The mood inside the room was intense but chess-match muffled, Scrabble etiquette being what it is. Trash talking and other exuberance, known as “coffee housing,” were greatly discouraged. At times, the only thing that could be heard was the careful shaking of the letter tiles in their sacks, sounding like the equivalent of 30-some sets of teeth collectively chattering. The timing clocks that allow each competitor 25 minutes of play a game clicked away silently.
Tournament coordinator Stephanie Steele, a stay-at-home mom from St. Paul and a competitive player who will knock off three games over breakfast with a friend, originally had a hard time persuading the bigwigs at the National Scrabble Association to sanction the event. They worried that too few top-level players would come, fearful that the marathon nature of the tournament would scare away the best of the competitive players. The association relented when it was assured that the players were highly competitive.

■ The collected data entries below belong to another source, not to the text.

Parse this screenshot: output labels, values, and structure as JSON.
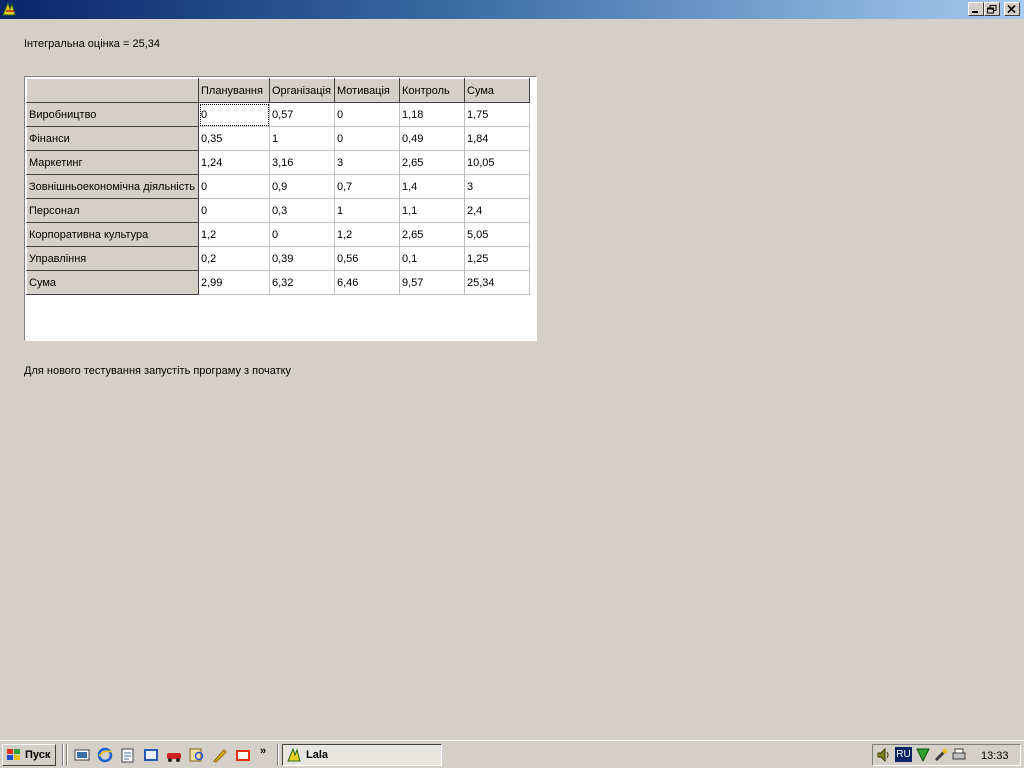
{
  "window": {
    "icons": {
      "app": "app-logo-icon",
      "minimize": "minimize-icon",
      "restore": "restore-icon",
      "close": "close-icon"
    }
  },
  "score_text": "Інтегральна оцінка = 25,34",
  "grid": {
    "headers": [
      "",
      "Планування",
      "Організація",
      "Мотивація",
      "Контроль",
      "Сума"
    ],
    "rows": [
      {
        "label": "Виробництво",
        "values": [
          "0",
          "0,57",
          "0",
          "1,18",
          "1,75"
        ]
      },
      {
        "label": "Фінанси",
        "values": [
          "0,35",
          "1",
          "0",
          "0,49",
          "1,84"
        ]
      },
      {
        "label": "Маркетинг",
        "values": [
          "1,24",
          "3,16",
          "3",
          "2,65",
          "10,05"
        ]
      },
      {
        "label": "Зовнішньоекономічна діяльність",
        "values": [
          "0",
          "0,9",
          "0,7",
          "1,4",
          "3"
        ]
      },
      {
        "label": "Персонал",
        "values": [
          "0",
          "0,3",
          "1",
          "1,1",
          "2,4"
        ]
      },
      {
        "label": "Корпоративна культура",
        "values": [
          "1,2",
          "0",
          "1,2",
          "2,65",
          "5,05"
        ]
      },
      {
        "label": "Управління",
        "values": [
          "0,2",
          "0,39",
          "0,56",
          "0,1",
          "1,25"
        ]
      },
      {
        "label": "Сума",
        "values": [
          "2,99",
          "6,32",
          "6,46",
          "9,57",
          "25,34"
        ]
      }
    ]
  },
  "footer_text": "Для нового тестування  запустіть програму з початку",
  "taskbar": {
    "start_label": "Пуск",
    "chevron": "»",
    "task_label": "Lala",
    "lang": "RU",
    "clock": "13:33",
    "quick_launch_icons": [
      "show-desktop-icon",
      "internet-explorer-icon",
      "notepad-icon",
      "outlook-icon",
      "car-app-icon",
      "search-app-icon",
      "pencil-app-icon",
      "media-app-icon"
    ],
    "tray_icons": [
      "volume-icon",
      "language-icon",
      "network-icon",
      "tool-icon",
      "printer-icon"
    ]
  },
  "colors": {
    "background": "#d4d0c8",
    "title_start": "#0a246a",
    "title_end": "#a6caf0"
  }
}
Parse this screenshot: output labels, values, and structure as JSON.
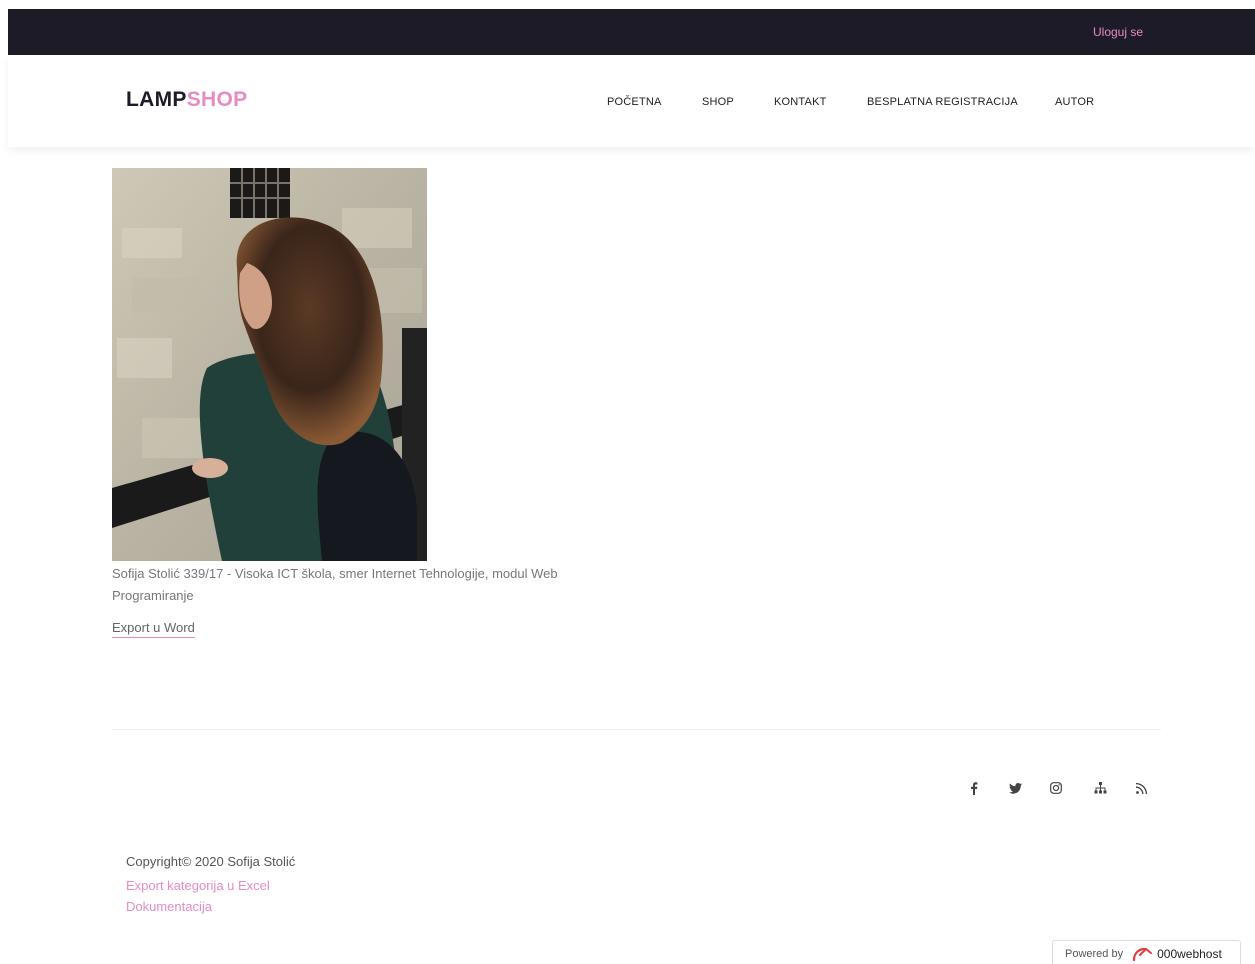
{
  "topbar": {
    "login_label": "Uloguj se"
  },
  "header": {
    "logo_part1": "LAMP",
    "logo_part2": "SHOP",
    "nav": [
      {
        "label": "POČETNA"
      },
      {
        "label": "SHOP"
      },
      {
        "label": "KONTAKT"
      },
      {
        "label": "BESPLATNA REGISTRACIJA"
      },
      {
        "label": "AUTOR"
      }
    ]
  },
  "main": {
    "caption": "Sofija Stolić 339/17 - Visoka ICT škola, smer Internet Tehnologije, modul Web Programiranje",
    "export_word_label": "Export u Word"
  },
  "footer": {
    "social_icons": [
      "facebook-icon",
      "twitter-icon",
      "instagram-icon",
      "sitemap-icon",
      "rss-icon"
    ],
    "copyright": "Copyright© 2020 Sofija Stolić",
    "export_excel_label": "Export kategorija u Excel",
    "docs_label": "Dokumentacija"
  },
  "powered": {
    "prefix": "Powered by",
    "brand": "000webhost"
  },
  "colors": {
    "accent": "#e58cc4",
    "dark": "#1e1b28"
  }
}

These are the days of extreme sports, and adrenaline junkies of the more sedentary kind have flocked to the event, with a significant number of nationally ranked players in attendance. Contestants were an eclectic group. The youngest was 14-year-old Jason Vaysberg of Plymouth. Many contestants were in the 60s. Competitors came from 17 states and two Canadian provinces.
Like many new players, Steele said she became interested in competitive Scrabble after reading Wall Street Journal reporter Stefan Fatsis’ bestseller “Word Freak,” which documents the colorful characters who people the world of competitive Scrabble, invented by an unemployed architect during the Great Depression and now in more than 30 million American homes.